Le Rose et le Vert
- Author: Stendhal (Henri Beyle)
- Original title: Le Rose et le Vert
- Language: French
- Genre: Novel
- Publication date: 1837
- Publication place: France
- Preceded by: Lucien Leuwen
- Followed by: The Charterhouse of Parma

= The Pink and the Green =

Unfinished novel by Stendhal

Le Rose et le Vert (French for The Pink and the Green) is an unfinished novel by Stendhal.

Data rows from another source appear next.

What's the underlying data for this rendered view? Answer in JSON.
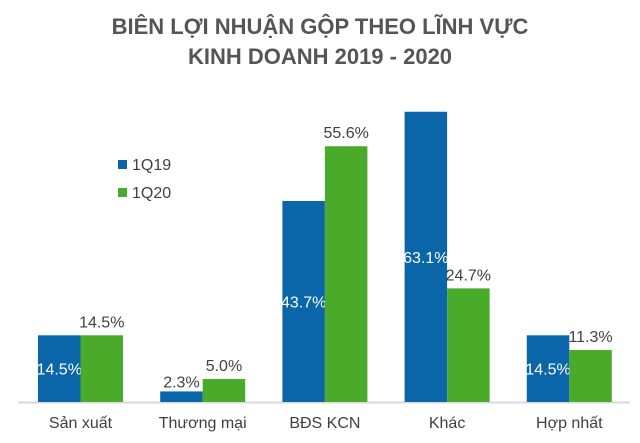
{
  "chart_data": {
    "type": "bar",
    "title": [
      "BIÊN LỢI NHUẬN GỘP THEO LĨNH VỰC",
      "KINH DOANH 2019 - 2020"
    ],
    "categories": [
      "Sản xuất",
      "Thương mại",
      "BĐS KCN",
      "Khác",
      "Hợp nhất"
    ],
    "series": [
      {
        "name": "1Q19",
        "values": [
          14.5,
          2.3,
          43.7,
          63.1,
          14.5
        ],
        "labels": [
          "14.5%",
          "2.3%",
          "43.7%",
          "63.1%",
          "14.5%"
        ],
        "color": "#0a66a8"
      },
      {
        "name": "1Q20",
        "values": [
          14.5,
          5.0,
          55.6,
          24.7,
          11.3
        ],
        "labels": [
          "14.5%",
          "5.0%",
          "55.6%",
          "24.7%",
          "11.3%"
        ],
        "color": "#4aaa2a"
      }
    ],
    "ylim": [
      0,
      65
    ],
    "grid": false,
    "legend": "top-left",
    "xlabel": "",
    "ylabel": ""
  }
}
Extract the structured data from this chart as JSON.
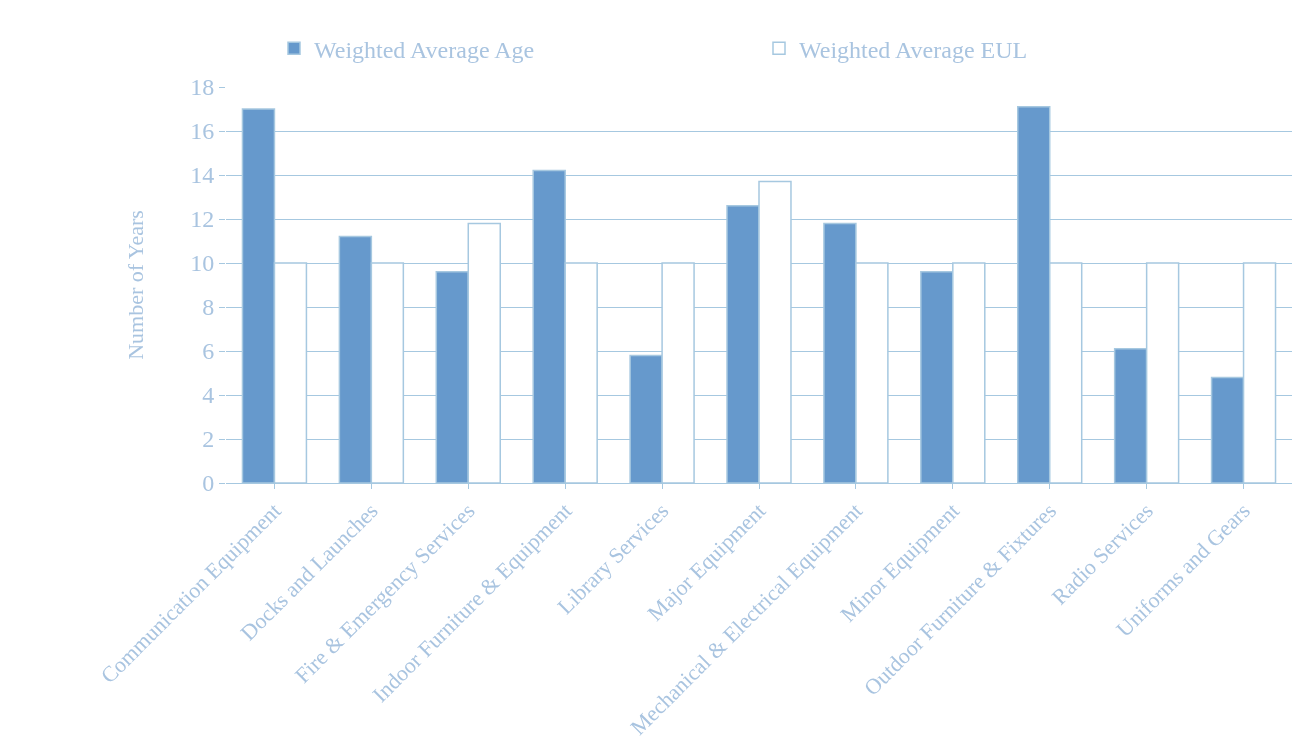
{
  "chart_data": {
    "type": "bar",
    "ylabel": "Number of Years",
    "categories": [
      "Communication Equipment",
      "Docks and Launches",
      "Fire & Emergency Services",
      "Indoor Furniture & Equipment",
      "Library Services",
      "Major Equipment",
      "Mechanical & Electrical Equipment",
      "Minor Equipment",
      "Outdoor Furniture & Fixtures",
      "Radio Services",
      "Uniforms and Gears"
    ],
    "series": [
      {
        "name": "Weighted Average Age",
        "color": "#6699cc",
        "values": [
          17.0,
          11.2,
          9.6,
          14.2,
          5.8,
          12.6,
          11.8,
          9.6,
          17.1,
          6.1,
          4.8
        ]
      },
      {
        "name": "Weighted Average EUL",
        "color": "#ffffff",
        "values": [
          10,
          10,
          11.8,
          10,
          10,
          13.7,
          10,
          10,
          10,
          10,
          10
        ]
      }
    ],
    "ylim": [
      0,
      18
    ],
    "yticks": [
      0,
      2,
      4,
      6,
      8,
      10,
      12,
      14,
      16,
      18
    ],
    "grid": "y",
    "legend": "top"
  }
}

==Background and composition==
The Pink and the Green was written in 1837, after Stendhal had abandoned Lucien Leuwen in 1834 and before completing The Charterhouse of Parma the following year. The novel began as a reworking of a story entitled "Mina de Vanghel", which Stendhal had written immediately after The Red and the Black. Stendhal completed approximately one hundred pages and estimated that he had maybe 800 more before it would be finished. The meaning of the title is unclear. Stendhal also considered giving the novel the title The Rose of the North, which he called "a flat and pretentious title... which seemed fine to me yesterday".

==Plot==
The story concerns Mina Wanghen, an 18-year-old rich Prussian heiress in the 1830s with a romantic spirit and inclinations to radical political thought. She is disgusted by the love of money that she suspects motivates the many suitors who pursue her and her large dowry. When she relocates to Paris, Abbé Miossince, a worldly priest, becomes determined to convert her to Roman Catholicism and make a match between her and the Duke of Montenotte. The Duke, the son of a Napoleonic general, has a similar distaste for money, and when he hears about Mina from the Abbé, he goes off to his club and settles down with a map of Prussia. Not long afterward, the young couple meet at a ball. Stendhal did not develop the story further.